To conclude, we propose an approach that allows for the implementation of arbitrary stochastic logic circuits in a network of coupled and biased OPOs, working closely along the lines of experimentally demonstrated technology. We successfully tested the approach numerically for a representative set of basic logic circuits and ubiquitous problems in combinatorial optimization. Our study paves the way for an optical implementation of p-computing for the potentially high-speed solution of ubiquitous combinatorial optimization problems.
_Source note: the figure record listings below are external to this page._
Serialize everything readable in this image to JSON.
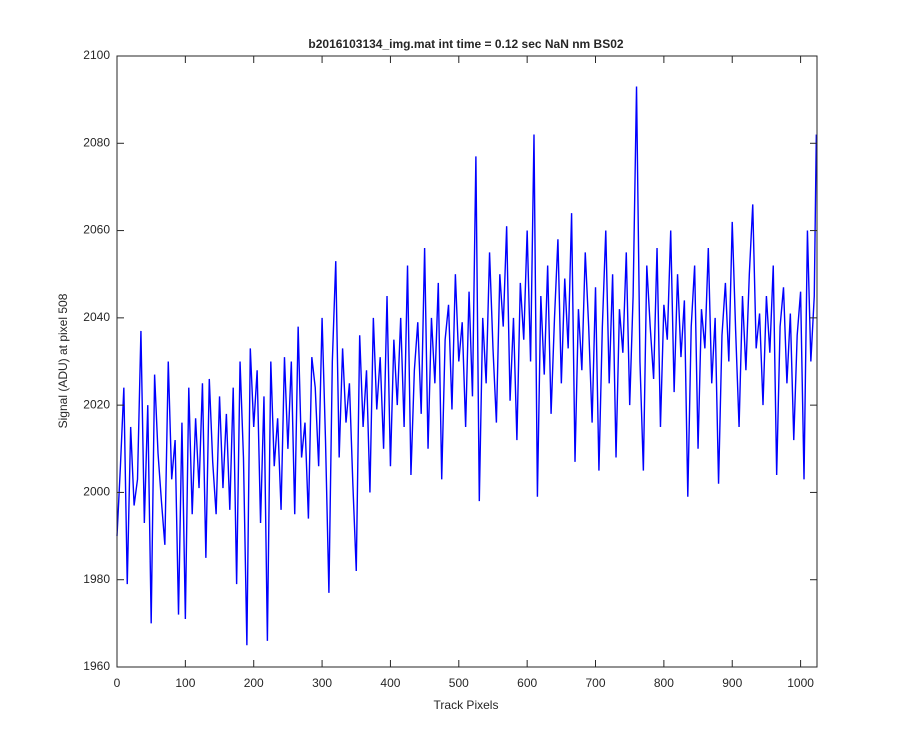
{
  "chart_data": {
    "type": "line",
    "title": "b2016103134_img.mat int time = 0.12 sec  NaN nm BS02",
    "xlabel": "Track Pixels",
    "ylabel": "Signal (ADU) at pixel 508",
    "x": [
      0,
      5,
      10,
      15,
      20,
      25,
      30,
      35,
      40,
      45,
      50,
      55,
      60,
      65,
      70,
      75,
      80,
      85,
      90,
      95,
      100,
      105,
      110,
      115,
      120,
      125,
      130,
      135,
      140,
      145,
      150,
      155,
      160,
      165,
      170,
      175,
      180,
      185,
      190,
      195,
      200,
      205,
      210,
      215,
      220,
      225,
      230,
      235,
      240,
      245,
      250,
      255,
      260,
      265,
      270,
      275,
      280,
      285,
      290,
      295,
      300,
      305,
      310,
      315,
      320,
      325,
      330,
      335,
      340,
      345,
      350,
      355,
      360,
      365,
      370,
      375,
      380,
      385,
      390,
      395,
      400,
      405,
      410,
      415,
      420,
      425,
      430,
      435,
      440,
      445,
      450,
      455,
      460,
      465,
      470,
      475,
      480,
      485,
      490,
      495,
      500,
      505,
      510,
      515,
      520,
      525,
      530,
      535,
      540,
      545,
      550,
      555,
      560,
      565,
      570,
      575,
      580,
      585,
      590,
      595,
      600,
      605,
      610,
      615,
      620,
      625,
      630,
      635,
      640,
      645,
      650,
      655,
      660,
      665,
      670,
      675,
      680,
      685,
      690,
      695,
      700,
      705,
      710,
      715,
      720,
      725,
      730,
      735,
      740,
      745,
      750,
      755,
      760,
      765,
      770,
      775,
      780,
      785,
      790,
      795,
      800,
      805,
      810,
      815,
      820,
      825,
      830,
      835,
      840,
      845,
      850,
      855,
      860,
      865,
      870,
      875,
      880,
      885,
      890,
      895,
      900,
      905,
      910,
      915,
      920,
      925,
      930,
      935,
      940,
      945,
      950,
      955,
      960,
      965,
      970,
      975,
      980,
      985,
      990,
      995,
      1000,
      1005,
      1010,
      1015,
      1020,
      1023
    ],
    "series": [
      {
        "name": "signal",
        "color": "#0000ff",
        "values": [
          1990,
          2006,
          2024,
          1979,
          2015,
          1997,
          2003,
          2037,
          1993,
          2020,
          1970,
          2027,
          2009,
          1998,
          1988,
          2030,
          2003,
          2012,
          1972,
          2016,
          1971,
          2024,
          1995,
          2017,
          2001,
          2025,
          1985,
          2026,
          2007,
          1995,
          2022,
          2001,
          2018,
          1996,
          2024,
          1979,
          2030,
          2008,
          1965,
          2033,
          2015,
          2028,
          1993,
          2022,
          1966,
          2030,
          2006,
          2017,
          1996,
          2031,
          2010,
          2030,
          1995,
          2038,
          2008,
          2016,
          1994,
          2031,
          2024,
          2006,
          2040,
          2012,
          1977,
          2030,
          2053,
          2008,
          2033,
          2016,
          2025,
          2002,
          1982,
          2036,
          2015,
          2028,
          2000,
          2040,
          2019,
          2031,
          2010,
          2045,
          2006,
          2035,
          2020,
          2040,
          2015,
          2052,
          2004,
          2028,
          2039,
          2018,
          2056,
          2010,
          2040,
          2025,
          2048,
          2003,
          2035,
          2043,
          2019,
          2050,
          2030,
          2039,
          2015,
          2046,
          2022,
          2077,
          1998,
          2040,
          2025,
          2055,
          2033,
          2016,
          2050,
          2038,
          2061,
          2021,
          2040,
          2012,
          2048,
          2035,
          2060,
          2030,
          2082,
          1999,
          2045,
          2027,
          2052,
          2018,
          2040,
          2058,
          2025,
          2049,
          2033,
          2064,
          2007,
          2042,
          2028,
          2055,
          2038,
          2016,
          2047,
          2005,
          2038,
          2060,
          2025,
          2050,
          2008,
          2042,
          2032,
          2055,
          2020,
          2045,
          2093,
          2030,
          2005,
          2052,
          2038,
          2026,
          2056,
          2015,
          2043,
          2035,
          2060,
          2023,
          2050,
          2031,
          2044,
          1999,
          2038,
          2052,
          2010,
          2042,
          2033,
          2056,
          2025,
          2040,
          2002,
          2036,
          2048,
          2030,
          2062,
          2037,
          2015,
          2045,
          2028,
          2050,
          2066,
          2033,
          2041,
          2020,
          2045,
          2032,
          2052,
          2004,
          2038,
          2047,
          2025,
          2041,
          2012,
          2036,
          2046,
          2003,
          2060,
          2030,
          2045,
          2082
        ]
      }
    ],
    "xlim": [
      0,
      1024
    ],
    "ylim": [
      1960,
      2100
    ],
    "xticks": [
      0,
      100,
      200,
      300,
      400,
      500,
      600,
      700,
      800,
      900,
      1000
    ],
    "yticks": [
      1960,
      1980,
      2000,
      2020,
      2040,
      2060,
      2080,
      2100
    ]
  }
}
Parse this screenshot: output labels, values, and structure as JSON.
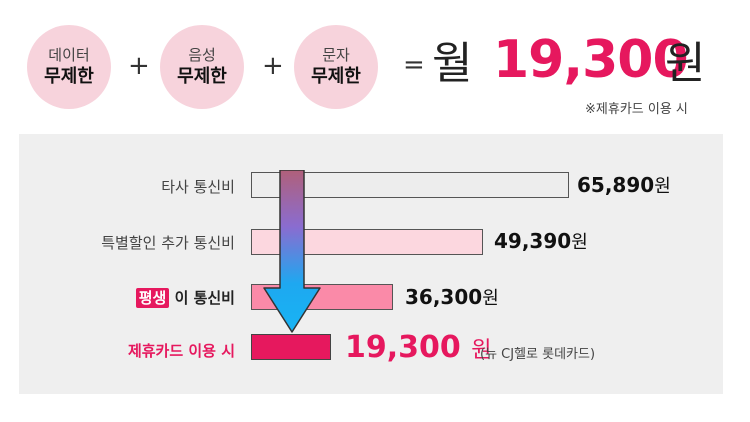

For an experimental realization of our approach, we envision a set-up similar to the one used in the first successful experiment on applying a bias field to an OPO37. Combining it with a single fiber-ring cavity then provides the missing ingredient: coupling between the (time-multiplexed) OPOs through feedback and measurement11. Furthermore, we need the capability of modulating the amplitude of the bias at the repetition rate of the laser (which is 80MHz in the set-up of a recent study37). Ultimately, however, we anticipate the coupling between different OPOs to be performed fully optically by e.g. linear programmable nanophotonic processors for great speed and energy efficiency46. Generally, p-computing would also profit from massively parallel, ultrafast, and tunable random bit generation using a physical source for the randomness47.

Methods

Here we provide details on the numerical implementation of the stochastic differential equations governing the time evolution in a network of coupled and biased OPOs:

$${{\rm{d}}}{c}_{i}= \left[\left(p-1-{c}_{i}^{2}-{s}_{i}^{2}\right){c}_{i}+\varepsilon {e}_{i}\left(\sum_{j}{J}_{ij}{c}_{j}+{F}_{h}{h}_{i}\right)\right]{{\rm{d}}}t \\ +\frac{1}{{A}_{s}}\sqrt{\frac{1}{2}+{c}_{i}^{2}+{s}_{i}^{2}}{{\rm{d}}}{W}_{c},$$
(11)
$${{\rm{d}}}{s}_{i}=\left[\left(-p-1-{c}_{i}^{2}-{s}_{i}^{2}\right){s}_{i}+\varepsilon {e}_{i}\sum_{j}{J}_{ij}{s}_{j}\right]{{\rm{d}}}t+\frac{1}{{A}_{s}}\sqrt{\frac{1}{2}+{c}_{i}^{2}+{s}_{i}^{2}}{{\rm{d}}}{W}_{s},$$
(12)
$$\frac{{{\rm{d}}}{e}_{i}}{{{\rm{d}}}t}=-\beta \left({c}_{i}^{2}-a\right){e}_{i},$$
(13)

where ci and si denote the in-phase and quadrature component of the ith OPO respectively, p is pump, the saturation amplitude As is the field amplitude at a pump rate p = 2, dWc and dWs are two independent Gaussian noise processes (with zero mean and variance Δt [the step-size for numerically solving the stochastic differential equations]) and ε controls the overall strength of coupling gij and bias bi. The auxiliary is ei, with its associated rate of change β, and Fh controls the bias amplitude.’

To solve these stochastic differential equations, we employ the Milstein method48 since we found it to be sufficiently accurate while still allowing for high-throughput simulations compared to higher-order methods. As we are interested in the probability of finding ground states of Ising Hamiltonians, we need to be able to compute many trajectories at high speed. We achieve this by parallelizing our computations with PyTorch to get all the trajectories with one time evolution.